First, for the Earth itself, we can find its hill radius: \[ r_\oplus = \frac{\sqrt{M_\oplus} r_P }{ \sqrt{M_S} + \sqrt{M_\oplus}},\] plugging in values, we find that: \[ r_\oplus = \frac{\sqrt{1 M_\oplus} (1 ~ AU) }{ \sqrt{3.3 \times 10 ^5 M_\oplus } + \sqrt{ 1 M_\oplus}} ,\] \[ r_\oplus = \frac{1}{5.7 \times 10^{2}}\] \[ r_\oplus \approx 2 \times 10^{-3} AU \approx  3 \times 10^5 km, \] and comparing it to the radius at which the Moon is found, we see that the hill radius we have calculated is similar to the actual distance to the Moon to a factor less than 2.

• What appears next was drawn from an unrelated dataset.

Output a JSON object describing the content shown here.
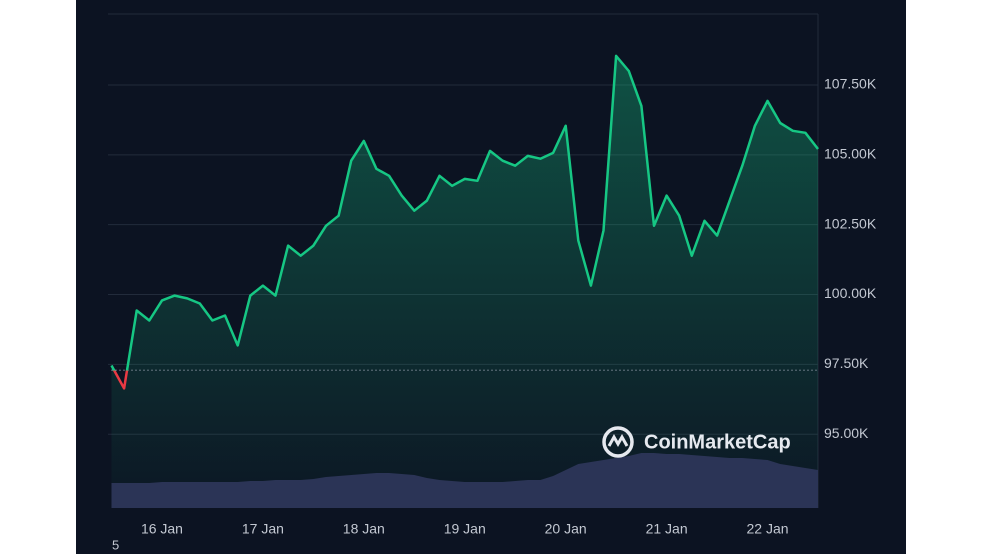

Now for Jupiter. Following the same process, we find that: \[ r_{Jup} = \frac{\sqrt{M_{Jup}} r_P }{ \sqrt{M_S} + \sqrt{M_{Jup}}},\]  \[ r_{Jup} = \frac{\sqrt{320 M_\oplus} \cdot 5.2 ~AU} { \sqrt{3.3 \times 10^5 M_\oplus } + \sqrt{ 320 M_\oplus } },\] which means the hill radius is \[ r_{Jup} \approx 0.15 AU \approx 2.2 \times 10^7 km ,\] which which is practically the same as the actual distance to (one of) the moons of Jupiter, \(2.4 \times 10^7 km\).   

And finally Neptune, the hill radius is: \[ r_{Nep} = \frac{\sqrt{M_{Nep}} r_{Nep} }{ \sqrt{M_S} + \sqrt{M_{Nep} } }\] \[ r_{Nep} = \frac{\sqrt{17 M_\oplus} \cdot 30~ AU}{ \sqrt{3.3 \times 10^5 M_\oplus } + \sqrt{17 M_\oplus}  },\]  and therefore it results in:\[ r_{Nep} \approx 0.2 ~AU \approx 3 \times 10^7 km,\] which is but a factor less than two away from the precise measurement of Neptune’s moon’s distance.